New data suggest that topical calcineuron inhibitors may disrupt the epidermal permeability barrier and antimicrobial function (Journal of the European Academy of Dermatology, 24;(7)). Investigators examined the effects of TCI treatment for four days in hairless mice, finding that there were decreases in epidermal lipid content, lamellar body number and secretion, and lipid synthesisrelated enzymes such as 3-hydroxy-3-methylglutaryl- CoA reductase, serine-palmitoyl transferase and fatty acid synthase, implying decreased lipid synthesis. TCIs also suppressed expression of IL-1a and antimicrobial peptides. Given that TCIs can have negative effects on the skin barrier, the researchers suggest co-treatment with a physiologic lipid mixture, which helps to normalize barrier homeostasis.

Rapid-Fire Combo
Topical calcipotriol/betamethasone in combination with adalimumab may result in rapid early results, but brings little added benefit after the first four weeks of psoriasis treatment, according to the results of a new study published in the British Journal of Dermatology. Investigators conducted a 16-week, randomized, vehicle-controlled trial in patients with moderate to severe psoriasis and previous failure, intolerance, or contraindications to two or more systemic treatments. All patients receivbed adalimumab 80mg at week zero and 40mg every other week for 15 weeks, in addition to topical calcipotriol/betamethasone or drug-free vehicle applied once daily for four weeks and as needed thereafter. PASI 75 response was initially higher with the combination therapy as opposed to adalimumab monotherapy at weeks two (14.8 percent vs. 5.8 percent) and four (40.7 percent vs. 32.4 percent), but after week four the trend was toward a higher response with adalimumab monotherapy.

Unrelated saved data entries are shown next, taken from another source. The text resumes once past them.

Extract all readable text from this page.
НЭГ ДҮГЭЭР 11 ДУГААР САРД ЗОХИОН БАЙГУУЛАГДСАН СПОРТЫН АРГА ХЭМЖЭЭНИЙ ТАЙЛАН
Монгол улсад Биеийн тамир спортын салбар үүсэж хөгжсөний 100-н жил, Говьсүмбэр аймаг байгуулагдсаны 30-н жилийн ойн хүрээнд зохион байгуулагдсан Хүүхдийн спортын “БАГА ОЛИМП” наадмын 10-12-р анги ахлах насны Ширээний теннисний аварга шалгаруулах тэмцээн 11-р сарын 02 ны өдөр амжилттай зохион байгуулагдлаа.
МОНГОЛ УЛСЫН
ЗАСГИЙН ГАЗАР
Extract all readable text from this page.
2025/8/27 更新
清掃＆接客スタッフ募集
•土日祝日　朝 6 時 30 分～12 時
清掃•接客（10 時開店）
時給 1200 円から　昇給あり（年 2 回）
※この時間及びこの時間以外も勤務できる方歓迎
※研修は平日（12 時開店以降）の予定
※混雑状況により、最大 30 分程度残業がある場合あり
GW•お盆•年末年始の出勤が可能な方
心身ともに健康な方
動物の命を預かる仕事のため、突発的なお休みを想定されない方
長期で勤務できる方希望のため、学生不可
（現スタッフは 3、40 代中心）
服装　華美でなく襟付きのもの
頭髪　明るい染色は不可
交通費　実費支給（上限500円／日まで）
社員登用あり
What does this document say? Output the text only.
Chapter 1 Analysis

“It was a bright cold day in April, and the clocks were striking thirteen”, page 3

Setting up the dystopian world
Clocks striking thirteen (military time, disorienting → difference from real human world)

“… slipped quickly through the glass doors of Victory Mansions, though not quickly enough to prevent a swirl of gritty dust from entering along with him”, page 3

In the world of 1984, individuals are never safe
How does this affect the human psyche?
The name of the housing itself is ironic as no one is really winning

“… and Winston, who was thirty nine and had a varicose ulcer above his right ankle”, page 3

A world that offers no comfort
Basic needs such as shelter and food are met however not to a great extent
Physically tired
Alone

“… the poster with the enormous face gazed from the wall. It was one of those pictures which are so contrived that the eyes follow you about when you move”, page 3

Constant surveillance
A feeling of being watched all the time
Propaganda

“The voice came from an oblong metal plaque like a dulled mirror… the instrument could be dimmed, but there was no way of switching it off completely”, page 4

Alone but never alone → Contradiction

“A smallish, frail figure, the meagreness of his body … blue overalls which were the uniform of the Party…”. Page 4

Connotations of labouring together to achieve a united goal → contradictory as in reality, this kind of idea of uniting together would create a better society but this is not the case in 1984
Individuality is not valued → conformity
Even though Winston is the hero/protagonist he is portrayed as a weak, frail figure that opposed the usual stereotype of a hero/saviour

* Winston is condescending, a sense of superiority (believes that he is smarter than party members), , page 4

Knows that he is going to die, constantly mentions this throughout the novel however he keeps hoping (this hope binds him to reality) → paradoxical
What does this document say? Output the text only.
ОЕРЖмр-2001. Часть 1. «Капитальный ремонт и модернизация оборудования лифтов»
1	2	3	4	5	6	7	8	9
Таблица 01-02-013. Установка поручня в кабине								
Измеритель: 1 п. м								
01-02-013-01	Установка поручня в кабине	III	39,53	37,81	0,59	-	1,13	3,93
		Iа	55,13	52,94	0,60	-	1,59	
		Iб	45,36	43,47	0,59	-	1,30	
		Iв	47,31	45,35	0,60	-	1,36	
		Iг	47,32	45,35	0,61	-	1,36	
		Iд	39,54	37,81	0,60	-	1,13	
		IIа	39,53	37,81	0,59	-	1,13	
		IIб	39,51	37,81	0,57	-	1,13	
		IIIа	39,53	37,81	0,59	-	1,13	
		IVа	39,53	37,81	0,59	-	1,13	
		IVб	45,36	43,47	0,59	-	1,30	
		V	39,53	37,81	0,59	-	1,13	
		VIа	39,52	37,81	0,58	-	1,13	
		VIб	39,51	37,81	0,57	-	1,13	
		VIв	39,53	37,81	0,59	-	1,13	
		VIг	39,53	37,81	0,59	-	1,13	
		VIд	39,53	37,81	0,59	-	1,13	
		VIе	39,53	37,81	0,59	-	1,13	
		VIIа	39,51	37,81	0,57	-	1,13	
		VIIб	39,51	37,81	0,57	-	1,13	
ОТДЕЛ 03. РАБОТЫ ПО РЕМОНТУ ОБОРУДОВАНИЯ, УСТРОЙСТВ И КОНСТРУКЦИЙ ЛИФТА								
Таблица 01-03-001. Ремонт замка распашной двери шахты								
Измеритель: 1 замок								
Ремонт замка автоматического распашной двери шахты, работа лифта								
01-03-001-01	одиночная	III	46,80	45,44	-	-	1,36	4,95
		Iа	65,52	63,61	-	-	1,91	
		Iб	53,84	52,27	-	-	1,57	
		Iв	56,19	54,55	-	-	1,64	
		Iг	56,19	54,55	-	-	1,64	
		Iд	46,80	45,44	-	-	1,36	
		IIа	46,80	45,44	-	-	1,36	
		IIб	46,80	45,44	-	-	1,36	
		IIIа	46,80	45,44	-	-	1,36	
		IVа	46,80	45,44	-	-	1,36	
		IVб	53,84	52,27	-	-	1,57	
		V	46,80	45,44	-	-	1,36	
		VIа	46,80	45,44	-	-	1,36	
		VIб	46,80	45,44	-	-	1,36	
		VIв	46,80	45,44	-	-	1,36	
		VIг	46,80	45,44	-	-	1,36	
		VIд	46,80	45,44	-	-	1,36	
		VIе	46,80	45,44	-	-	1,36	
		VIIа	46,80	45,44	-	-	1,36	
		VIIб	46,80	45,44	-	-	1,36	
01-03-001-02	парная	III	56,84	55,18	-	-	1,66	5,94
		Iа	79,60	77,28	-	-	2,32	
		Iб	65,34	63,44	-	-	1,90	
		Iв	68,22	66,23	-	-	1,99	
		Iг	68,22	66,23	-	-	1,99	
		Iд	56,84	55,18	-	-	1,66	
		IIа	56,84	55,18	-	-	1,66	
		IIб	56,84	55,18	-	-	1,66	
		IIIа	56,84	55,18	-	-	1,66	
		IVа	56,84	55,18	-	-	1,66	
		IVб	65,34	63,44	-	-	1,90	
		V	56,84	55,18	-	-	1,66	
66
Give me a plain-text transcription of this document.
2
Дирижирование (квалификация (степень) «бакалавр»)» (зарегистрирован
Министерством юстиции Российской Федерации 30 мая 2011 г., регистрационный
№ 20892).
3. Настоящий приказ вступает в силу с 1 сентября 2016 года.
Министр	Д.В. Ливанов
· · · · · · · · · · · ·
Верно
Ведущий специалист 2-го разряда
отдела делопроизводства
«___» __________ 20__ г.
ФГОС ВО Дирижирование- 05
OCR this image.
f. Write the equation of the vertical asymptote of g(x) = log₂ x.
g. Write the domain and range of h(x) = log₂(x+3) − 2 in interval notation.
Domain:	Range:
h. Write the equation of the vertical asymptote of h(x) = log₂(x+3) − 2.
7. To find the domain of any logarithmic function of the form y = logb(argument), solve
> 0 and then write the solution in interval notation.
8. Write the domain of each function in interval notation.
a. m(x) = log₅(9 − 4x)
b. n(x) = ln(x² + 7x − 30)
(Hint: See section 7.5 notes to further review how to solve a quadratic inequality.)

Data on Antibodies to Infliximab
Researchers recently shed light on the presence of antibodies to infliximab in psoriatic patients (The Journal of Dermatology, June 14 online). Fifteen patients with psoriasis were treated with infliximab (5mg/kg) every eight weeks after an initial three-dose induction regimen. Researchers used an enzyme linked immunosorbent assay kit for analyzing the presence of ATI in the sera, and found that five patients developed ATI. They suggested that monitoring for the induction of ATI and rescue strategies should be developed to avoid or to maintain a delay in ATI development.

More Evidence Suggests Tanning Addiction
Studies in recent years have indicated that those who tan indoors often exhibit traits of addiction. The newest publication to support this notion, published in Clinical and Experimental Dermatology (online June 7), found that a staggering 41 percent of individuals who were surveyed and tan regularly met criteria consistent with “tanning addictive disorder,” with an additional 33 percent meeting criteria for problematic tanning behavior.

The June 2010 cover feature, “Mohs Micrographic Surgery: An Update for the Clinician” (vol. 7, no. 6), neglected to mention the American Society for Mohs Surgery (ASMS,, a professional society of board certified dermatologists who perform Mohs surgery. Most ASMS Fellows receive training in Mohs surgery during a three year Dermatology residency. ASMS Fellows may or may not have completed an extra year of fellowship training in Mohs surgery. The Society currently has 925 physician members.

The Society's stated mission is to improve physician performance and patient health through regular medical education courses with an emphasis on skin cancer, dermatologic surgery, and Mohs surgery. ASMS also provides political and professional advocacy for Mohs surgeons from a variety of Mohs training backgrounds, supports its members in the area of third-party reimbursement, professional credentialing, and other practice issues, and offers a range of ancillary products and services to assist members in establishing and maintaining their Mohs practices.